Rather than focusing on pharmacological or education solutions alone, these updated recommendations call for a combination of medication assistance and preventive tactics (including addressing factors that might trigger migraines).

The guideline authors recommend children and teens, along with their families, learn about what causes migraine episodes. This includes identifying modifiable behaviors such as obesity, poor sleep habits or disruptive sleep patterns, dehydration, and excessive caffeine intake. Mood disorders such as depression and anxiety also can cause migraine attacks. Amitriptyline is an antidepressant medication that, when combined with CBT, shows promise for reducing migraine frequency. However, the guideline authors were careful to note that amitriptyline can cause suicidal thoughts and behaviors.

“Most medications that are designed to prevent recurrent migraine attacks are only as good as placebo when used in children, and there is little evidence to guide treatment of related symptoms such as nausea and sensitivity to light,” Maryam Oskoui, MD, MSc, guideline lead author, said in a statement. “The benefit of CBT alone or in combination with other treatments in migraine prevention warrants further study.”

Regarding other pharmacological solutions, the FDA recently approved the first drug to reduce the frequency of episodic cluster headache. As William Elliott, MD, FACP, and James Chan, PharmD, PhD, explained in the July 15 issue of Internal Medicine Alert, galcanezumab is a humanized monoclonal antibody that binds to calcitonin gene-related peptide (CGRP) ligand, blocking its binding to the CGRP receptor. Researchers believe CGRP plays an active role in migraine and cluster headaches.

Speaking of CGRP, two recent randomized clinical trials showed that such therapy is effective and safe for primary headache disorders.

“It is clear that CGRP is pivotally involved in headache pathophysiology in both the peripheral and central nervous system. The site of action of galcanezumab is presumably peripheral, based on limited ability to cross the blood brain barrier, although rimegepant may act both peripherally and centrally,” Matthew S. Robbins, MD, FAAN, FAHS, wrote in the September issue of Neurology Alert. “Whether galcanezumab can supplant verapamil, the most commonly used cluster headache treatment believed to be the most effective, is not yet clear; certainly, cost and access will be major factors. Its potentially short treatment latency may place it at an advantage, reducing the need for simultaneous short-term preventive treatment such as oral steroids or greater occipital nerve injection.”

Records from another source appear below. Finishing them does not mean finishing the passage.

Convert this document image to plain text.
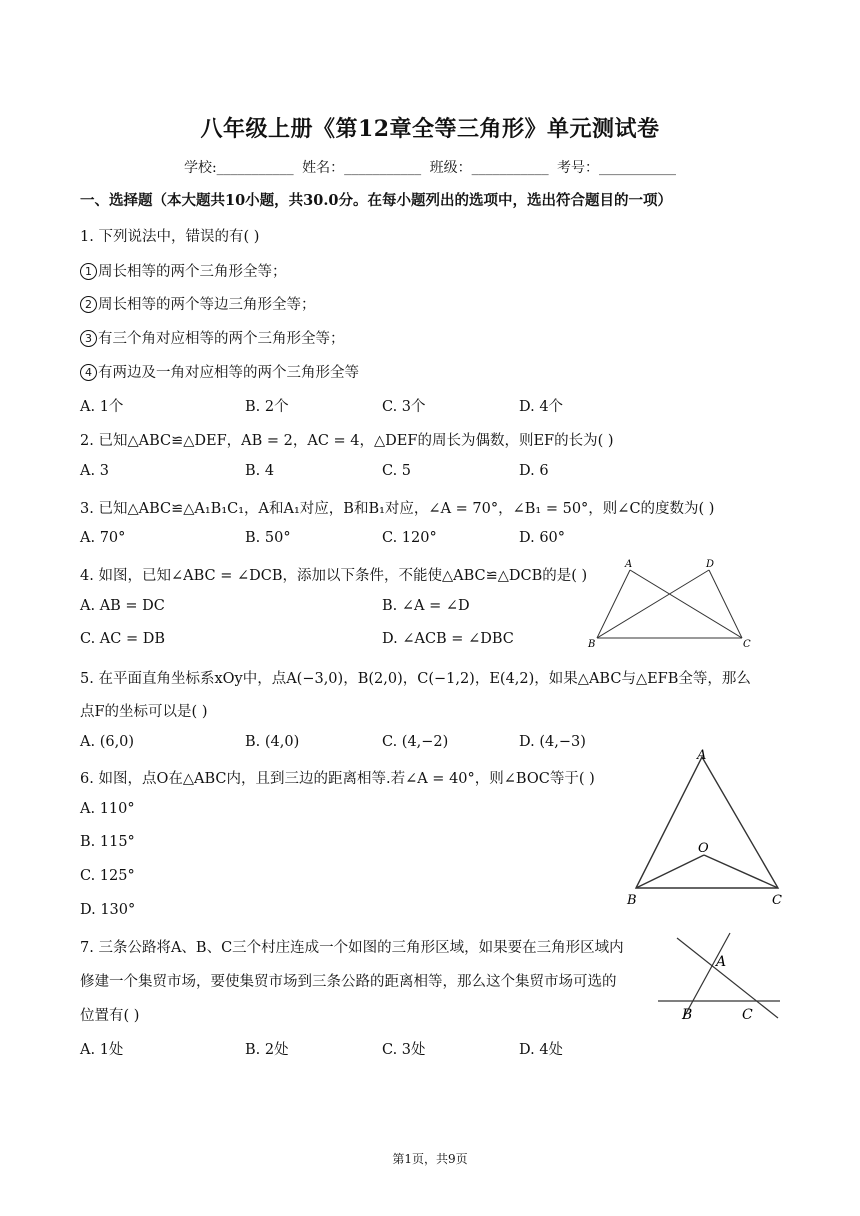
八年级上册《第12章全等三角形》单元测试卷
学校:___________ 姓名：___________ 班级：___________ 考号：___________
一、选择题（本大题共10小题，共30.0分。在每小题列出的选项中，选出符合题目的一项）
1. 下列说法中，错误的有( )
1 周长相等的两个三角形全等；
2 周长相等的两个等边三角形全等；
3 有三个角对应相等的两个三角形全等；
4 有两边及一角对应相等的两个三角形全等
A. 1个	B. 2个	C. 3个	D. 4个
2. 已知△ABC≌△DEF，AB = 2，AC = 4，△DEF的周长为偶数，则EF的长为( )
A. 3	B. 4	C. 5	D. 6
3. 已知△ABC≌△A₁B₁C₁，A和A₁对应，B和B₁对应，∠A = 70°，∠B₁ = 50°，则∠C的度数为( )
A. 70°	B. 50°	C. 120°	D. 60°
4. 如图，已知∠ABC = ∠DCB，添加以下条件，不能使△ABC≌△DCB的是( )
A. AB = DC	B. ∠A = ∠D
C. AC = DB	D. ∠ACB = ∠DBC
A	D
B	C
5. 在平面直角坐标系xOy中，点A(−3,0)，B(2,0)，C(−1,2)，E(4,2)，如果△ABC与△EFB全等，那么
点F的坐标可以是( )
A. (6,0)	B. (4,0)	C. (4,−2)	D. (4,−3)
6. 如图，点O在△ABC内，且到三边的距离相等.若∠A = 40°，则∠BOC等于( )
A. 110°
B. 115°
C. 125°
D. 130°
A
O
B	C
7. 三条公路将A、B、C三个村庄连成一个如图的三角形区域，如果要在三角形区域内
修建一个集贸市场，要使集贸市场到三条公路的距离相等，那么这个集贸市场可选的
位置有( )
A. 1处	B. 2处	C. 3处	D. 4处
A
B	C
第1页，共9页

When it comes to treating disorders related to or that can cause migraine, treatment of episodic vertigo suspected to be due to vestibular migraine should mirror the multimodality treatment of migraine, according to Dara G. Jamieson, MD, in the July issue of Neurology Alert.

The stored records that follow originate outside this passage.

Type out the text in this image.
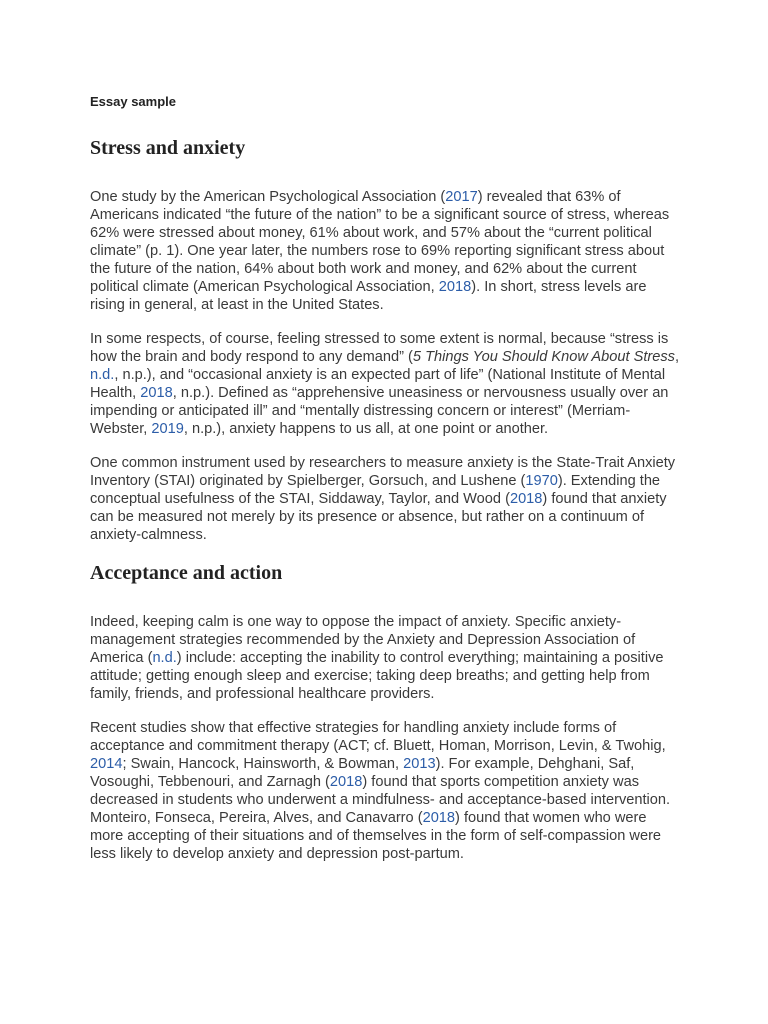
Essay sample
Stress and anxiety

One study by the American Psychological Association (2017) revealed that 63% of Americans indicated “the future of the nation” to be a significant source of stress, whereas 62% were stressed about money, 61% about work, and 57% about the “current political climate” (p. 1). One year later, the numbers rose to 69% reporting significant stress about the future of the nation, 64% about both work and money, and 62% about the current political climate (American Psychological Association, 2018). In short, stress levels are rising in general, at least in the United States.

In some respects, of course, feeling stressed to some extent is normal, because “stress is how the brain and body respond to any demand” (5 Things You Should Know About Stress, n.d., n.p.), and “occasional anxiety is an expected part of life” (National Institute of Mental Health, 2018, n.p.). Defined as “apprehensive uneasiness or nervousness usually over an impending or anticipated ill” and “mentally distressing concern or interest” (Merriam-Webster, 2019, n.p.), anxiety happens to us all, at one point or another.

One common instrument used by researchers to measure anxiety is the State-Trait Anxiety Inventory (STAI) originated by Spielberger, Gorsuch, and Lushene (1970). Extending the conceptual usefulness of the STAI, Siddaway, Taylor, and Wood (2018) found that anxiety can be measured not merely by its presence or absence, but rather on a continuum of anxiety-calmness.

Acceptance and action

Indeed, keeping calm is one way to oppose the impact of anxiety. Specific anxiety-management strategies recommended by the Anxiety and Depression Association of America (n.d.) include: accepting the inability to control everything; maintaining a positive attitude; getting enough sleep and exercise; taking deep breaths; and getting help from family, friends, and professional healthcare providers.

Recent studies show that effective strategies for handling anxiety include forms of acceptance and commitment therapy (ACT; cf. Bluett, Homan, Morrison, Levin, & Twohig, 2014; Swain, Hancock, Hainsworth, & Bowman, 2013). For example, Dehghani, Saf, Vosoughi, Tebbenouri, and Zarnagh (2018) found that sports competition anxiety was decreased in students who underwent a mindfulness- and acceptance-based intervention. Monteiro, Fonseca, Pereira, Alves, and Canavarro (2018) found that women who were more accepting of their situations and of themselves in the form of self-compassion were less likely to develop anxiety and depression post-partum.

“Vertigo and dizziness are especially frustrating symptoms for neurologists to treat and patients to endure because of their debility, subjective nature, and lack of distinct diagnostic markers or specific effective therapies,” Jamieson wrote. “However, if the linkage between vertigo/dizziness and migraine is recognized … then migraine treatment [tactics] may prevent episodic vertigo/dizziness, with or without other migraine symptomatology.”